Panel
4. Seeing from the Neighbourhood: States, Communities and Human Mobility
This research focuses on the geographical and social system of Bazi basins in Yunnan to review the relationship between state revenue of farming land taxes collected in the basins and the process of policymaking by the Qing dynasty from 1726 to 1766. Besides the farming land taxes, taxes from salt, mining, and tea comprised state revenue income, all of which made up the largest portion of the state revenue income. This historical fact indicates that during the Ming and Qing dynasties, a major portion of state revenue came out of the dwellers of highlands and basins in southwest China.

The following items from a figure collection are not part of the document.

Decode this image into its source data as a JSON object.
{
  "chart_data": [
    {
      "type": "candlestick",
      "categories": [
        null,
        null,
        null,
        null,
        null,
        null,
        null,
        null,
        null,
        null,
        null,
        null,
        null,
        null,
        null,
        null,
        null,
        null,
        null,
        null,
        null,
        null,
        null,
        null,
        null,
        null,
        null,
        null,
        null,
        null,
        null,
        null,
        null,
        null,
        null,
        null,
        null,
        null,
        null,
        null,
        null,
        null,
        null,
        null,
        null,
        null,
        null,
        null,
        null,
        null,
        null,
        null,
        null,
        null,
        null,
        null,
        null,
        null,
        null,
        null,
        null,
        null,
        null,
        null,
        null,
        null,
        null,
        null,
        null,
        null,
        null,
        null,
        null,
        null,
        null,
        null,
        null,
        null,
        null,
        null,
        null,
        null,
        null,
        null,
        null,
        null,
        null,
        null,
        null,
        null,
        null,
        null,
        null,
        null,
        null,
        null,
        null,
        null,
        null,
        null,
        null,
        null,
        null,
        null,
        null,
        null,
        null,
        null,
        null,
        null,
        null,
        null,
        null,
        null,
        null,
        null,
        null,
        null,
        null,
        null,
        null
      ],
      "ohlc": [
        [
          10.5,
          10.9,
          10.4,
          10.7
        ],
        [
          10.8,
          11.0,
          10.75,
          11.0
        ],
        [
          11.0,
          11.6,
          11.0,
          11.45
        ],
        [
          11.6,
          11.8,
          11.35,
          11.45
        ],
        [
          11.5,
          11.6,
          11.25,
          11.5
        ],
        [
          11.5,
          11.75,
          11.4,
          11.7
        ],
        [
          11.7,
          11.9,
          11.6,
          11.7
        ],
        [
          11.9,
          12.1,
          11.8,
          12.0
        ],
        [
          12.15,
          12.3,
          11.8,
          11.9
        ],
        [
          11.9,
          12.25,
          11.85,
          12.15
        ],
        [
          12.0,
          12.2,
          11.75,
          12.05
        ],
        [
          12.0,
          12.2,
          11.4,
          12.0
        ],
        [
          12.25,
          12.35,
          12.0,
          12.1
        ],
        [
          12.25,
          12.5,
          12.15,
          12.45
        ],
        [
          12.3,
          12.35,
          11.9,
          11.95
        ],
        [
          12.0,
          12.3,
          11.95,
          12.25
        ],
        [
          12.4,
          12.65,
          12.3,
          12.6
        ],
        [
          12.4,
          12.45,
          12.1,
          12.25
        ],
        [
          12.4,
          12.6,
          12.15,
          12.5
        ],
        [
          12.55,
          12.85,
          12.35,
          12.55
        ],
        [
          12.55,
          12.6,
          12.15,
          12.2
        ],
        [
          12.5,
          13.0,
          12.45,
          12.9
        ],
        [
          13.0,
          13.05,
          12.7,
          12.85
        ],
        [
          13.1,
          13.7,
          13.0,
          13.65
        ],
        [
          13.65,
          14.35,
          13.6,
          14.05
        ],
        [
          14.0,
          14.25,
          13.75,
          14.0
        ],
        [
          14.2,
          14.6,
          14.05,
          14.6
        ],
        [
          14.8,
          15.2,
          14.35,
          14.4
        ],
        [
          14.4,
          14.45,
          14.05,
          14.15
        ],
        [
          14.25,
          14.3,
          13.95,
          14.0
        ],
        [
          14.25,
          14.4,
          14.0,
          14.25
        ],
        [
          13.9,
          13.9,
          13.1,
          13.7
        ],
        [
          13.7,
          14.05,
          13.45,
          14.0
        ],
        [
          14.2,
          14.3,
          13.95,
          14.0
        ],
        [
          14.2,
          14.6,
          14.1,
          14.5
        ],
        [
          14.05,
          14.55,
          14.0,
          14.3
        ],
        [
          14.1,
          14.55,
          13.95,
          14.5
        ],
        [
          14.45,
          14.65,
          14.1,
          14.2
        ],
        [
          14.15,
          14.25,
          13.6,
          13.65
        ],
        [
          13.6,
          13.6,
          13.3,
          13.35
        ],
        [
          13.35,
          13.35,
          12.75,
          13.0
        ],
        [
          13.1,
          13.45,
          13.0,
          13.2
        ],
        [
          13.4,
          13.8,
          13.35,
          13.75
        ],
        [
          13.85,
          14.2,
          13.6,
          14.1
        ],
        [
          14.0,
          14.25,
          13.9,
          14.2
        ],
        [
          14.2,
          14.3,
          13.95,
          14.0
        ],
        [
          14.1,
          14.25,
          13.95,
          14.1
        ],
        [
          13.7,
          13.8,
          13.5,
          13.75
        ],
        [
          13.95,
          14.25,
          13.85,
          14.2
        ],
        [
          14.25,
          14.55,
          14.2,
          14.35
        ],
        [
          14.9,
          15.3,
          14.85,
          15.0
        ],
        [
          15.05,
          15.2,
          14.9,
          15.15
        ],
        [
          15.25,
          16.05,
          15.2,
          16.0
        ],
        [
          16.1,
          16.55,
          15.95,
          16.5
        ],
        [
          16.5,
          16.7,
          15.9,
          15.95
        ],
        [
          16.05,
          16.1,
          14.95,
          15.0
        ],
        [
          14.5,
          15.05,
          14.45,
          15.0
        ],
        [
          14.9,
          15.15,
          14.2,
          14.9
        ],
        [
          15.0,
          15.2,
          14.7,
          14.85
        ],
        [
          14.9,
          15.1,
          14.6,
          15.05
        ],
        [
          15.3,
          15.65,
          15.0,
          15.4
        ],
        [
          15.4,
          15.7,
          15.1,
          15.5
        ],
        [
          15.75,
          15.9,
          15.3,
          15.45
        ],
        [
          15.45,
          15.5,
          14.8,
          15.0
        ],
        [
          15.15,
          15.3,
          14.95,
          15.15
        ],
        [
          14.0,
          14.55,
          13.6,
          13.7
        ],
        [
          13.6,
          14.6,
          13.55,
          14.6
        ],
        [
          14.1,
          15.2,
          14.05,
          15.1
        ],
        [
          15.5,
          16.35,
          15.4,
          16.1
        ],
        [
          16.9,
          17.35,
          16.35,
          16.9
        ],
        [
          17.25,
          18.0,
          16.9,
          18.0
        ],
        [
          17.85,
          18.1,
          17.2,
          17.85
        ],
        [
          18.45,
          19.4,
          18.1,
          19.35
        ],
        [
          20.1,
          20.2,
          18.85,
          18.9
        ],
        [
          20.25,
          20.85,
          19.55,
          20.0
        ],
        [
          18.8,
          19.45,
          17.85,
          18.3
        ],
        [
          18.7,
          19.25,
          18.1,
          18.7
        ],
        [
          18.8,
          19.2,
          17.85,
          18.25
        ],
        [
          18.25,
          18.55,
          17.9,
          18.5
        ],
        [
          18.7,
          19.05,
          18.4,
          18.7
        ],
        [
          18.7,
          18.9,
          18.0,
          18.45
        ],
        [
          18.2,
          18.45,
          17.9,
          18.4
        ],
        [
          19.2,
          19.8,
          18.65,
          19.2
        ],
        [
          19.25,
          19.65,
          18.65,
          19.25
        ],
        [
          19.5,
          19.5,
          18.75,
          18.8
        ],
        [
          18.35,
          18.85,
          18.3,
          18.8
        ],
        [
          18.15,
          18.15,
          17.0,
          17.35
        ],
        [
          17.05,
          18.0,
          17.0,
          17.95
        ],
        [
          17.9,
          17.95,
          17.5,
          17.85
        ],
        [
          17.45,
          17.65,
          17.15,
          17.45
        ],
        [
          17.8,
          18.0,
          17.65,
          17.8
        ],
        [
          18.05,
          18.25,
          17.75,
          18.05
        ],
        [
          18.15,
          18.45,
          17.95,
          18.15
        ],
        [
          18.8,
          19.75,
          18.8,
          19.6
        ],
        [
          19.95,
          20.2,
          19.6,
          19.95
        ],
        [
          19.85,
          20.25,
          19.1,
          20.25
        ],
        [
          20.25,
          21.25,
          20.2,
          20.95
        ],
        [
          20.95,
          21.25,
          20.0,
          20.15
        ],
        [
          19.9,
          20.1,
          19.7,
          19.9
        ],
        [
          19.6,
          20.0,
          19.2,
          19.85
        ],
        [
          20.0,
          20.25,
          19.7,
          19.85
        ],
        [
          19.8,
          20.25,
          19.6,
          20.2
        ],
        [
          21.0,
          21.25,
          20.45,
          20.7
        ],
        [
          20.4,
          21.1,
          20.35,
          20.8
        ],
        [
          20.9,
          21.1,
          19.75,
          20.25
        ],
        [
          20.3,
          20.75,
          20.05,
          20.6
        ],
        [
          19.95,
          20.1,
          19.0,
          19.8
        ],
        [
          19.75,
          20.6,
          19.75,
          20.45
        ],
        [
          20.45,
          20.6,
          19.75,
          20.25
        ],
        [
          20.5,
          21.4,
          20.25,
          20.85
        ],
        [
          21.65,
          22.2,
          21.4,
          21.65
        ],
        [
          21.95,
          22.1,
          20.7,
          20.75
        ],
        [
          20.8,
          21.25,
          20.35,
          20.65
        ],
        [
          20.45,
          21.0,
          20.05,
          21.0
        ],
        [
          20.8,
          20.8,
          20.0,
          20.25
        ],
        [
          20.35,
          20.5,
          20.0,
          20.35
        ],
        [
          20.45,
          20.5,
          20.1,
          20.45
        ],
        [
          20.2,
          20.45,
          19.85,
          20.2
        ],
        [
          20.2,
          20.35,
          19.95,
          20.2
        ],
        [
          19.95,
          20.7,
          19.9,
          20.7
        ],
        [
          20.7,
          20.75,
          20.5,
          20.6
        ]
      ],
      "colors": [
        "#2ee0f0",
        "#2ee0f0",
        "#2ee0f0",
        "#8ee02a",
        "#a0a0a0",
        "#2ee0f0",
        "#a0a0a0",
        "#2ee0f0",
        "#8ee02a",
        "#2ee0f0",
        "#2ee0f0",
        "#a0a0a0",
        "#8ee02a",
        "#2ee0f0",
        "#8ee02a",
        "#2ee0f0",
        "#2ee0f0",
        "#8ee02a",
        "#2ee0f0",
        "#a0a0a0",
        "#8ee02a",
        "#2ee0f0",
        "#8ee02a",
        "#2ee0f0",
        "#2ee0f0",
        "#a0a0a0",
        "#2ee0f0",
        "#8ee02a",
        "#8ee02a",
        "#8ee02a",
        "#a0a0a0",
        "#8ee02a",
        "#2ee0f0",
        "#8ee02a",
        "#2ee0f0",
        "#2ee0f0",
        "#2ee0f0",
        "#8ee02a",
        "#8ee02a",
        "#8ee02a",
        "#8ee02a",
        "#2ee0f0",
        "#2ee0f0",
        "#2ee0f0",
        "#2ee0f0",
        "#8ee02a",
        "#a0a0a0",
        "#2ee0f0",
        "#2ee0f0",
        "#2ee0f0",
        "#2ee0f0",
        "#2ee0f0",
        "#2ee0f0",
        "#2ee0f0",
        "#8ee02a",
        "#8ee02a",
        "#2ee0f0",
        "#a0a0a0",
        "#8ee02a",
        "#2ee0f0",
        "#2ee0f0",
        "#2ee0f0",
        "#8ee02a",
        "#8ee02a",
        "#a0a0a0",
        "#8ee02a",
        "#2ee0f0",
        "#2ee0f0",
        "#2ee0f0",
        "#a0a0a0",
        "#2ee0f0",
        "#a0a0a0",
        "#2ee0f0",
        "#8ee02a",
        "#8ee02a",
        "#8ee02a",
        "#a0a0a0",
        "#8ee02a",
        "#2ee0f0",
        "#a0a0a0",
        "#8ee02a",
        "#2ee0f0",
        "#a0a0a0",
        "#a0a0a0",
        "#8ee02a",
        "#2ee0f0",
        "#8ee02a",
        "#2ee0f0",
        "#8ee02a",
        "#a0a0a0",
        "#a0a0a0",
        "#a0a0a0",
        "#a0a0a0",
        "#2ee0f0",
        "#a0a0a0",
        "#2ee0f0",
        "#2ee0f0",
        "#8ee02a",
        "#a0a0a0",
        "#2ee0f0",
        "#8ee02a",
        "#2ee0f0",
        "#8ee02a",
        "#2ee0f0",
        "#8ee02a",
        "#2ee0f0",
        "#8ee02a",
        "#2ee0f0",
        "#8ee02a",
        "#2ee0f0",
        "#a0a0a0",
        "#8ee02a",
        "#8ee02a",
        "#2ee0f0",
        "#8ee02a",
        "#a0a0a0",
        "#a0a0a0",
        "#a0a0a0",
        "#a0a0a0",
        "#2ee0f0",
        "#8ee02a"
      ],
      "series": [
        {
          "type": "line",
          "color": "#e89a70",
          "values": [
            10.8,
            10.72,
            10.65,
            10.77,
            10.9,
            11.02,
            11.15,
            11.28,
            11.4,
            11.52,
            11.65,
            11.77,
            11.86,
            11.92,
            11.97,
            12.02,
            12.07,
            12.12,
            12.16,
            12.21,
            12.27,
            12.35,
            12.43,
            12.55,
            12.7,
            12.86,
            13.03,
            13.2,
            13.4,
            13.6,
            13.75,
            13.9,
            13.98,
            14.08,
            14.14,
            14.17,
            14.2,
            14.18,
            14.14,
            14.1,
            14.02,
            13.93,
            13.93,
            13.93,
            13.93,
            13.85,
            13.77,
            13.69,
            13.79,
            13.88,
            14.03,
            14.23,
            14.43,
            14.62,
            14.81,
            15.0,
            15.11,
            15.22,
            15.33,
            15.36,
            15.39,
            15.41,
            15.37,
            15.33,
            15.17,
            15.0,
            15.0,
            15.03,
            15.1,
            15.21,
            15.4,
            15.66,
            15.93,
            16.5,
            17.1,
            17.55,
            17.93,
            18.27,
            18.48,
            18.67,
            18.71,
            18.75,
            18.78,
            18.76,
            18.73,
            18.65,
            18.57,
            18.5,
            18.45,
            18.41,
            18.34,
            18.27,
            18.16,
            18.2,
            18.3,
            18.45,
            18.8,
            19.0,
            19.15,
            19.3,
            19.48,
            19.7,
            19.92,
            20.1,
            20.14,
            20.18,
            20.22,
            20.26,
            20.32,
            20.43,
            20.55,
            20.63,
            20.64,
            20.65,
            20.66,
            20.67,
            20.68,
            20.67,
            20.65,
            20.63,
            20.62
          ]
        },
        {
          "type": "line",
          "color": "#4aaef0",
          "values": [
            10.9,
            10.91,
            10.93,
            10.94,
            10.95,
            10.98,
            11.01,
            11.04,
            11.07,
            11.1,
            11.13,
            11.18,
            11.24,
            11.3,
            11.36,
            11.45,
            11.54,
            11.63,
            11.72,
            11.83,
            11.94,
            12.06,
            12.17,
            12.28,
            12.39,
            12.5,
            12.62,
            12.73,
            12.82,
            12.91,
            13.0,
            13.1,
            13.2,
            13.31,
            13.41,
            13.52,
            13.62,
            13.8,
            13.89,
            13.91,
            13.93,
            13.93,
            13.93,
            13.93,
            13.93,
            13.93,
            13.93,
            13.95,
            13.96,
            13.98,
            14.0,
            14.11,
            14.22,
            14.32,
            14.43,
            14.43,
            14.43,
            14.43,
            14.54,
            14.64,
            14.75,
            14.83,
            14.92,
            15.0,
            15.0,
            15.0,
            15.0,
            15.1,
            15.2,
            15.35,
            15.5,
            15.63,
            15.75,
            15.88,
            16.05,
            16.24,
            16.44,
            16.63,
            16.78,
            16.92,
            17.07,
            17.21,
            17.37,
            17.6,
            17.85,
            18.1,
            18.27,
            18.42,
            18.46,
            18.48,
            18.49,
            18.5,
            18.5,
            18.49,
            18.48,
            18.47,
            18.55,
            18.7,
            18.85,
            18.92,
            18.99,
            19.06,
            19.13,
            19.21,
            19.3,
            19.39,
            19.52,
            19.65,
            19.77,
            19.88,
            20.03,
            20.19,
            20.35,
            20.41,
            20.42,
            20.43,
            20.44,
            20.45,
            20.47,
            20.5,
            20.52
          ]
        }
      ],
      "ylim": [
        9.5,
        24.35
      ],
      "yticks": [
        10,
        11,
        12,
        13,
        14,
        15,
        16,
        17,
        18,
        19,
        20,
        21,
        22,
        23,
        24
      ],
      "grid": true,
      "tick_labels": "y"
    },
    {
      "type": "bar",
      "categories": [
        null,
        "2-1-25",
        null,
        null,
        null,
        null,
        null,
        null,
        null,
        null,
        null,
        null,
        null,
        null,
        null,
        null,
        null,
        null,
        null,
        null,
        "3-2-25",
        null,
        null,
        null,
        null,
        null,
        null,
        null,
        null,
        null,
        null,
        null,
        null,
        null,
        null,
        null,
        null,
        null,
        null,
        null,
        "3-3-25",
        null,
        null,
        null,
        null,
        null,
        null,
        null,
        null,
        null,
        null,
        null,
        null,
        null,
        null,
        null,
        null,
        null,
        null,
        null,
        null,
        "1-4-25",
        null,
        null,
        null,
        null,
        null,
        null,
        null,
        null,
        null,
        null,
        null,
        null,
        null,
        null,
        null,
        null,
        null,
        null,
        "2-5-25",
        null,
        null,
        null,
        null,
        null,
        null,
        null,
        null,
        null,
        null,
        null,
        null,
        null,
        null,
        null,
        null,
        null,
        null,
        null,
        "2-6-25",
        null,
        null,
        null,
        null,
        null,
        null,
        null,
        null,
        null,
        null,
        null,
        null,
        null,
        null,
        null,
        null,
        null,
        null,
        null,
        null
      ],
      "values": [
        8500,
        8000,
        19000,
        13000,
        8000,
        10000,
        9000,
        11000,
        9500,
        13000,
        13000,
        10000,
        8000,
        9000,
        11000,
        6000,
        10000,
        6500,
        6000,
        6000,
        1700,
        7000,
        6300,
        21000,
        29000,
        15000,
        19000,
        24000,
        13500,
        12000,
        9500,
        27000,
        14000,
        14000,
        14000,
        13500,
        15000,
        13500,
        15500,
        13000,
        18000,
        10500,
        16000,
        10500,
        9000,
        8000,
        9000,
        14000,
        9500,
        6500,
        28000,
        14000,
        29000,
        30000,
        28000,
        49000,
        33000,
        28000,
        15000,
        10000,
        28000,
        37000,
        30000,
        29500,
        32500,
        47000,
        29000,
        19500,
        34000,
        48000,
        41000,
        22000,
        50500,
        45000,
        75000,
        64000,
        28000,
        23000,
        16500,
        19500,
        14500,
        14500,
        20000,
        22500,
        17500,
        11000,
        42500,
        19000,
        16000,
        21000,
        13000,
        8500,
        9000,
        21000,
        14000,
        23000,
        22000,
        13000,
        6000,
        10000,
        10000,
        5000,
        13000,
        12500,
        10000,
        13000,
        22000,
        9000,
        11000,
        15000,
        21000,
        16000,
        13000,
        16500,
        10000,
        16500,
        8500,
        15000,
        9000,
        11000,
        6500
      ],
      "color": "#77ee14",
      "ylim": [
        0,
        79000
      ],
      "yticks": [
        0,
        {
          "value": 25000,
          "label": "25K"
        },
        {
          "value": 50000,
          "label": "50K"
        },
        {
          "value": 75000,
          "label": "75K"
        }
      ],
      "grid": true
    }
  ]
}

The Qing officials from local governments had seriously discussed the scale of farming land taxes, practical methods of collection, and predictable responses from the taxpayers in the process of policymaking, all of which James Scott assumed as serious checkers for implementing the centralized policies on tax levying and collection by the imperial governments. To secure their desirable tax revenue sources, the Qing government tried to be seen as if they were determined to resolve the problems in their policy-making process and intended to make necessary compromises with the local conditions. The Qing government’s attempts to maintain a stable relationship with the non-lowlands inhabitants vividly show the latter groups were neither powerless nor apolitical. The Qing state of China was not simply limited to the Basin areas where irrigated rice farming was well developed, implying James Scott’s assumption of Zomia should be reviewed carefully based on detailed historical studies.